E allora il nonno le lesse una pagina del libro. Quando si fermò, alla fine di una frase, alzò lo sguardo su di lei e la vide assorta nel fissare la città sotto di loro. Poi la nonna aveva sorriso, si era alzata e si era allontanata, bisbigliando un ringraziamento. Il giorno dopo successe la stessa cosa: il nonno finì di leggere una pagina, lei ringraziò e se ne andò. Mi ricordavano il Piccolo Principe e la Volpe, sia nel loro incontro che nel loro ultimo addio. Adesso, passati tanti anni, quando rileggo quelle scene ai miei figli, mi viene ancora da piangere.
Durante i suoi ultimi mesi di vita, il nonno mi ripeteva la storia ogni volta che lo andavo a trovare, dimenticandosi di averlo già fatto la volta prima. Spesso si dimenticava chi fossi, o come mi chiamassi, a volte non ricordava nemmeno il suo nome. Eppure ogni volta riusciva a finire la sua storia, e la raccontava sempre così bene che riuscivo sempre a vederla da dietro i suoi occhi, come se fosse stata un film. A dire la verità, ci riesco ancora, quando mi immagino la sua voce calda e roca.
Ogni volta che mi vedeva, mi ripeteva: “dovresti andarci su quella scalinata, è proprio un gran bel posto.”
L'ultima volta che lo vidi era da solo in un letto anonimo d'ospedale, semi cosciente. Non riusciva a parlare, così presi una sedia e mi sedetti accanto a lui. Ogni cosa mi sembrava banale, fuori luogo, inutilmente compassionevole. Anche io non riuscivo a parlare, un groppo in gola di quelli troppo prepotenti da inghiottire. Decisi allora di lasciarlo uscire fuori, e gli raccontai la sua stessa storia, usando le stesse parole che usava lui, facendo pause negli stessi momenti in cui le faceva lui. Non ero bravo ai suoi livelli, ma il nonno chiuse gli occhi e rimase ad ascoltare, fino alla fine.
Ho l'assoluta certezza che, in quel momento, sapesse perfettamente chi fosse, dove si trovasse, chi fossi io, cosa stesse per accadere. Mentre io piangevo, lui non disse nulla, e io lo imitai, incapace di fare qualsiasi altra cosa. Semplicemente, rimasi lì con lui a ricordare quella scalinata, come se ci fossi stato pure io. Perché, perché, non avevo mai seguito il suo consiglio e non ci ero mai andato per davvero?
Alla fine, qualche anno fa, ho avuto finalmente il coraggio di farlo, con il sostegno di mia moglie e dei miei figli. Erano ancora solo bambini, non sapevano che significato avesse per me quel posto. Loro giocavano e a me sembrava di sentire tutto, vedere tutto, capire tutto. Ma questa è un'altra storia, e non è il momento di raccontarla.

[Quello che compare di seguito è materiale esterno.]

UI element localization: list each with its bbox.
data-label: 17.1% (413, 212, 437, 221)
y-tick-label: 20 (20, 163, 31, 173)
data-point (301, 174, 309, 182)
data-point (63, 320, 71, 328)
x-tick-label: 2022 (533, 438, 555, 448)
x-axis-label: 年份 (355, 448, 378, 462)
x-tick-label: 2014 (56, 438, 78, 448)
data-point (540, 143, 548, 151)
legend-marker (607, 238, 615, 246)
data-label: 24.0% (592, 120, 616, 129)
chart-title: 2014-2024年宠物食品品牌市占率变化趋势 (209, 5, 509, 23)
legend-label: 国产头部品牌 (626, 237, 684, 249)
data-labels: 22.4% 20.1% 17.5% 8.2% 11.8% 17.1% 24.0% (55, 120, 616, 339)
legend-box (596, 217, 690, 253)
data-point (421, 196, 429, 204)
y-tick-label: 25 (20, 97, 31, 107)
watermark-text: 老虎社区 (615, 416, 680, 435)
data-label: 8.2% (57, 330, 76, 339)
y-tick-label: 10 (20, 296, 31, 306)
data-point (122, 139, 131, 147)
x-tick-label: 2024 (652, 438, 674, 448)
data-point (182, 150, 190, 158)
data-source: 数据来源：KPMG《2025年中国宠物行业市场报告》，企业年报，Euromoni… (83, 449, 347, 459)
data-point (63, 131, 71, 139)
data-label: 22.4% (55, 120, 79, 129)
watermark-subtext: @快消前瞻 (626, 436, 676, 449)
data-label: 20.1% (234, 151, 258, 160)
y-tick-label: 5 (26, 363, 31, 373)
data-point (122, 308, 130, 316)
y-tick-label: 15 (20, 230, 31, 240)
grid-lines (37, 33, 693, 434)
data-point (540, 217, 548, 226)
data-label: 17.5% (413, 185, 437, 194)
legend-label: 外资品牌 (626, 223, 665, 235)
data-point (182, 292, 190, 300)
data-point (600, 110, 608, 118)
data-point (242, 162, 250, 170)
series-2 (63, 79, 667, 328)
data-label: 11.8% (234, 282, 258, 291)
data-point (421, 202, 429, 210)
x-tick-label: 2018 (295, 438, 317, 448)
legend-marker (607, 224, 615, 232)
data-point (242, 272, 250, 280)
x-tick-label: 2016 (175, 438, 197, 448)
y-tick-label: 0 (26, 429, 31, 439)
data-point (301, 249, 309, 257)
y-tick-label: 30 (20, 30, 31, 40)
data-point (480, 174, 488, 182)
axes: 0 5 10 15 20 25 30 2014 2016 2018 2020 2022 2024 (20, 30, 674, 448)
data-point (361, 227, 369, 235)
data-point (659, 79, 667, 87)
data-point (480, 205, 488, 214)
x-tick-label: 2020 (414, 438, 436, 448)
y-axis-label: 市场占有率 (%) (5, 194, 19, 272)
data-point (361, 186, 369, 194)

Durante quel nostro ultimo incontro, dentro la sua testa, sentivo il nonno contare. Non ho idea di cosa; forse contava le giornate di sole, oppure i gradini della scalinata dell'università. Forse contava i giorni di pioggia o tutti i suoi ritardi. Forse contava le parole contenute nella sua storia, forse contava i sorrisi di nonna. Non me lo disse: quando parli il linguaggio dei numeri, non hai bisogno di parole.